Bear Mountain and new-build Langford — designed-in security
A meaningful share of recent Langford installs are new custom builds on Bear Mountain, in Westhills, or in the newer subdivisions along Latoria. The security scope on these is typically designed in at framing:
- Pre-wired sensor locations during framing for door contacts, motion sensors, smoke and CO. Install at finish is fast and clean.
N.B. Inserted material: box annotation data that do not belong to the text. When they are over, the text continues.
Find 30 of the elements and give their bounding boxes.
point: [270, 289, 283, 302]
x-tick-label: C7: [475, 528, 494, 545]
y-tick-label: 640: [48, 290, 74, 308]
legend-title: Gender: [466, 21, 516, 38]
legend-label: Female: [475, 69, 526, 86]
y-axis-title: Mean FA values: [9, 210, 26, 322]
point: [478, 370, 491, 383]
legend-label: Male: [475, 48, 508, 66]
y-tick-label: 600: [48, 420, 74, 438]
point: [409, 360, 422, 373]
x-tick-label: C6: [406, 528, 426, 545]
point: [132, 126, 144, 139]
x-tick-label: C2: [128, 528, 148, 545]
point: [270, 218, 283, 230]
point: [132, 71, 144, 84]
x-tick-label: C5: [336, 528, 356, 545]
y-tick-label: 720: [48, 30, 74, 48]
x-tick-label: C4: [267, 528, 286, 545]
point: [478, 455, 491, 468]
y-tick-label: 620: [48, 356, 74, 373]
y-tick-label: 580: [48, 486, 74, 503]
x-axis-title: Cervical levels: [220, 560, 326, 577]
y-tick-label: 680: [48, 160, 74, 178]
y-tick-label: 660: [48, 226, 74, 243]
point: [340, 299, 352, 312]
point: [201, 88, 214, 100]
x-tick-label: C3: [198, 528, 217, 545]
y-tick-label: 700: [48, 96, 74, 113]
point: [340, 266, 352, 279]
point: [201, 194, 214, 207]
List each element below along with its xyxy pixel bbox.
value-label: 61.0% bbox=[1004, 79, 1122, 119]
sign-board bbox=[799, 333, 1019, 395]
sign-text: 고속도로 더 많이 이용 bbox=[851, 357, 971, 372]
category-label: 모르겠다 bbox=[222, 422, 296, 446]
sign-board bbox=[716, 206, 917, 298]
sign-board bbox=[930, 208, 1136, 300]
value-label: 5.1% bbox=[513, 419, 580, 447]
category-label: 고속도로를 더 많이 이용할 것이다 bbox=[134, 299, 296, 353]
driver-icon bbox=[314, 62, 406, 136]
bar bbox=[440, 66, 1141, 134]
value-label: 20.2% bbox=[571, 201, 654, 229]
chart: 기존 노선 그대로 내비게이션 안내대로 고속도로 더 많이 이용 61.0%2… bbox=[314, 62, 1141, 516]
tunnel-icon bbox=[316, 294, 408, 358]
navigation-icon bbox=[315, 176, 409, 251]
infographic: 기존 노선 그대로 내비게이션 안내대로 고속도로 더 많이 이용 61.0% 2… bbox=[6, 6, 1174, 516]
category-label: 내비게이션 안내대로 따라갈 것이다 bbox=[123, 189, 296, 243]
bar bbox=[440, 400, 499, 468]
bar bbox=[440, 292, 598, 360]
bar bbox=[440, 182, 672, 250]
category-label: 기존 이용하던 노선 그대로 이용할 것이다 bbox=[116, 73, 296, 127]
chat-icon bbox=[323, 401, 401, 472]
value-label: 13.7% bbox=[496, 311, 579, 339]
- Cameras specified at the right exterior elevations on the architectural drawings rather than retrofitted onto the finished envelope
- Smart locks coordinated with the front-entry hardware at door selection
- Network and structured wiring planned alongside the security scope so cameras, alarm controller, and access readers share a clean infrastructure
Rural Metchosin and Highlands — the acreage perimeter brief
Rural West Shore properties share characteristics with Saanich’s larger acreages:
- Long driveway approaches with perimeter cameras at the property entrance, often hundreds of metres from the main house
- Outbuildings — workshops, guest cottages, equipment sheds — each with its own alarm zone reporting separately
- Driveway gate communication on gated properties
- Standby power — Kohler generators are increasingly common on rural acreages, particularly Highlands properties where grid reliability is meaningfully lower than urban catchments
- Well-water and septic monitoring brought onto the same platform where the household wants it
ULC monitoring + the BC insurance discount
All SmartSecure monitored alarms dispatch through a local Canadian ULC-listed station — alarm-to-call in under 30 seconds. Most BC home insurance providers require ULC monitoring for the alarm-discount premium. We provide the monitoring certificate at install for your insurer’s file.
What it costs
- Residential alarm install: $1,500–$4,000 with installation included
- Monthly ULC monitoring: $30–$50
- 4-camera HD CCTV system: $2,500–$6,000 installed, $0 monthly with local storage
- Multi-building acreage installs typically run higher because of structured-wiring runs and additional camera count
Every property is different — we quote on a free on-site assessment before any work begins.
Choose your monitoring terms
No long-term contract required. Month-to-month with no commitment, or a 1-, 2-, or 3-year agreement at a discounted monthly rate. Equipment is yours either way; if you sell or move, the system goes with you.
Taking over an existing alarm
Already have a monitored alarm with ADT, Telus SmartHome Security, Vivint, Bell Smart Home, or another provider? SmartSecure can usually take over the system rather than replace it. We assess the equipment on a free site visit, swap the monitoring connection to our local ULC station, and either keep the existing keypad and sensors or recommend specific upgrades.